Malaysia’s topography offers many sights for tourists to enjoy — from coastal plains and stunning islands, to lush forests and scenic trails. It’s even more of a treat for cyclists, who can enjoy the many sights while on a bike. Plus, more locals in the capital have started to embrace the idea of cycling — leading to efforts to make the city safer and better for cyclists. As such, now is a great time for bikers to visit this country. Whether you want to explore the countryside or the city, here are some cycling routes you definitely shouldn’t miss in Malaysia.
Melaka is a historical city with several alleyways and shops — blending old and new with ancient buildings seen alongside modern shopping places. It’s easy to cycle your way to see the sites, such as A’Famosa Fort and St. Pauls’ Church. However, take note that there might not be much parking spaces for your bike when you want to visit museums.
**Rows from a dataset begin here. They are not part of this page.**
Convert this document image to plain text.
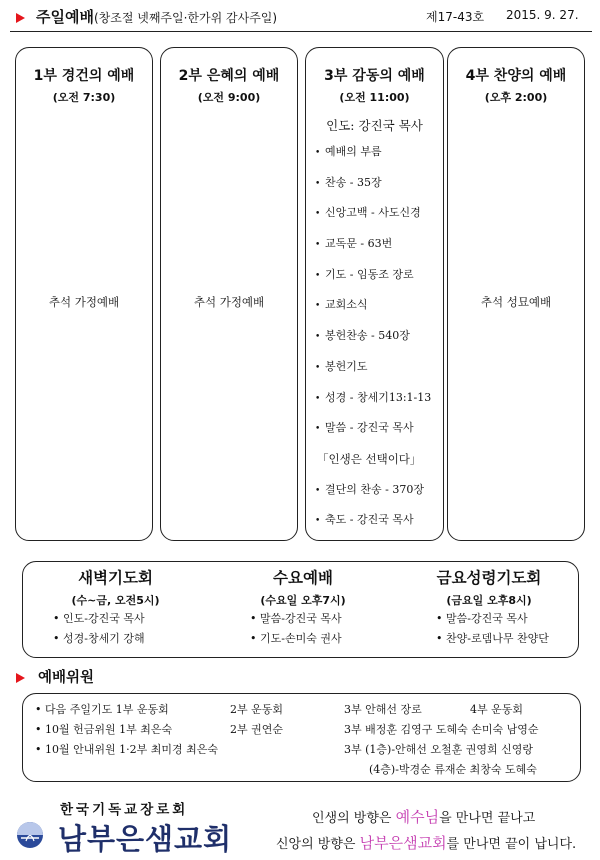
주일예배(창조절 넷째주일·한가위 감사주일)	제17-43호 2015. 9. 27.
1부 경건의 예배
(오전 7:30)
추석 가정예배
2부 은혜의 예배
(오전 9:00)
추석 가정예배
3부 감동의 예배
(오전 11:00)
인도: 강진국 목사
• 예배의 부름
• 찬송 - 35장
• 신앙고백 - 사도신경
• 교독문 - 63번
• 기도 - 임동조 장로
• 교회소식
• 봉헌찬송 - 540장
• 봉헌기도
• 성경 - 창세기13:1-13
• 말씀 - 강진국 목사
「인생은 선택이다」
• 결단의 찬송 - 370장
• 축도 - 강진국 목사
4부 찬양의 예배
(오후 2:00)
추석 성묘예배
새벽기도회
(수~금, 오전5시)
• 인도-강진국 목사
• 성경-창세기 강해
수요예배
(수요일 오후7시)
• 말씀-강진국 목사
• 기도-손미숙 권사
금요성령기도회
(금요일 오후8시)
• 말씀-강진국 목사
• 찬양-로뎀나무 찬양단
예배위원
• 다음 주일기도 1부 운동회	2부 운동회	3부 안해선 장로	4부 운동회
• 10월 헌금위원 1부 최은숙	2부 권연순	3부 배정훈 김영구 도혜숙 손미숙 남영순
• 10월 안내위원 1·2부 최미경 최은숙	3부 (1층)-안해선 오철훈 권영희 신영랑
(4층)-박경순 류재순 최창숙 도혜숙
한국기독교장로회
남부은샘교회
인생의 방향은 예수님을 만나면 끝나고
신앙의 방향은 남부은샘교회를 만나면 끝이 납니다.
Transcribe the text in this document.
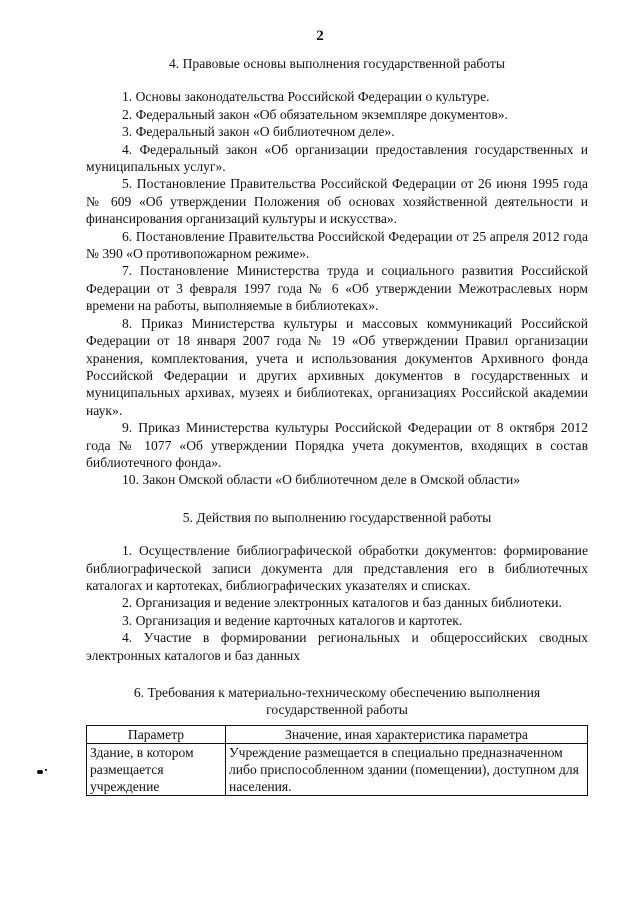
2

4. Правовые основы выполнения государственной работы

1. Основы законодательства Российской Федерации о культуре.

2. Федеральный закон «Об обязательном экземпляре документов».

3. Федеральный закон «О библиотечном деле».

4. Федеральный закон «Об организации предоставления государственных и муниципальных услуг».

5. Постановление Правительства Российской Федерации от 26 июня 1995 года № 609 «Об утверждении Положения об основах хозяйственной деятельности и финансирования организаций культуры и искусства».

6. Постановление Правительства Российской Федерации от 25 апреля 2012 года № 390 «О противопожарном режиме».

7. Постановление Министерства труда и социального развития Российской Федерации от 3 февраля 1997 года № 6 «Об утверждении Межотраслевых норм времени на работы, выполняемые в библиотеках».

8. Приказ Министерства культуры и массовых коммуникаций Российской Федерации от 18 января 2007 года № 19 «Об утверждении Правил организации хранения, комплектования, учета и использования документов Архивного фонда Российской Федерации и других архивных документов в государственных и муниципальных архивах, музеях и библиотеках, организациях Российской академии наук».

9. Приказ Министерства культуры Российской Федерации от 8 октября 2012 года № 1077 «Об утверждении Порядка учета документов, входящих в состав библиотечного фонда».

10. Закон Омской области «О библиотечном деле в Омской области»

5. Действия по выполнению государственной работы

1. Осуществление библиографической обработки документов: формирование библиографической записи документа для представления его в библиотечных каталогах и картотеках, библиографических указателях и списках.

2. Организация и ведение электронных каталогов и баз данных библиотеки.

3. Организация и ведение карточных каталогов и картотек.

4. Участие в формировании региональных и общероссийских сводных электронных каталогов и баз данных

6. Требования к материально-техническому обеспечению выполнения

государственной работы

Параметр	Значение, иная характеристика параметра
Здание, в котором размещается учреждение	Учреждение размещается в специально предназначенном либо приспособленном здании (помещении), доступном для населения.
Jonker Street, which is known for its vibrant night market, gets crowded on the weekends, so you’ll also have to be careful when cycling.
Balik Pulau is a great place for cyclists who also want to go food tripping. For one, you’ve got Thai cuisine at Anjung Indah Thai Seafood Restaurant, and Asam Laksa at Kim’s Laksa Balik Pulau. If you want an experience that’s off the beaten track, Penang Foodie’s guide to Balik Pulau suggests joining Matahari Cycle Tours. Here, you get to see paddy fields, fishing villages, and fruit orchards. If you take the trip during durian season, Bao Sheng’s Durian Farm offers visitors a durian tasting experience.
Taiping Lake Gardens
Taiping Lake Gardens used to be the site of a tin mine during British colonial days, but it’s now the oldest public garden in Malaysia. There are winding trails that go past Victorian-style gazebos, rain trees a hundred years old, and lakes and ponds scattered throughout the garden. The place is considered one of the top three most sustainable destinations in the world.
Forest Research Institute of Malaysia
Also known as FRIM, this is a great place for nature lovers and those who want a bit more adventure. Here, there are many approved mountain bike trails with different terrains and levels of difficulty for every kind of biker. You get to enjoy sights like waterfalls and other flora and fauna too. It’s definitely refreshing with the right amount of challenge.
Genting Highlands is a hill resort on the border of Pahang and Selangor. While you can get to it using a cable car, cycling is also a great option. It makes for a scenic ride, especially because you get a view of the surrounding areas as you go higher. The gradient of the slope reaches 25% at the tightest bends, but it’s generally a 10% that will still be quite the workout.
Some Tips for Cyclists
When lost, talk to the locals
There may be moments when GPS will disappoint you. When that happens, don’t fret. Malaysia’s locals are known to be friendly and accommodating. Plus, ExpatBets’ guide to Malaysia explains that English is also commonly spoken around the country — so you should definitely have no problems asking for directions or help. Indeed, it’s an incredibly diverse land with such warm culture — making it one of the best locations for travelers in Asia.
Consider renting bicycles
If you don’t own a bike or cannot bring your own while you travel, you can actually turn to rentals. Many tourist spots and destinations offer bike rentals, such as Penang, where they have several designated bike lanes. Malaysia Life’s feature on bike rentals in Penang gives some tips regarding the kind of bike to rent depending on your itinerary. For example, one-gear bikes are enough for leisure, but mountain bikes are better for cycling long distances or on different terrains (such as what you’d expect at the FRIM). At the end of the day, go for a bike that is reliable, fits you properly, and is safe. The last thing you want to worry about while you’re traveling is getting into a cycling accident.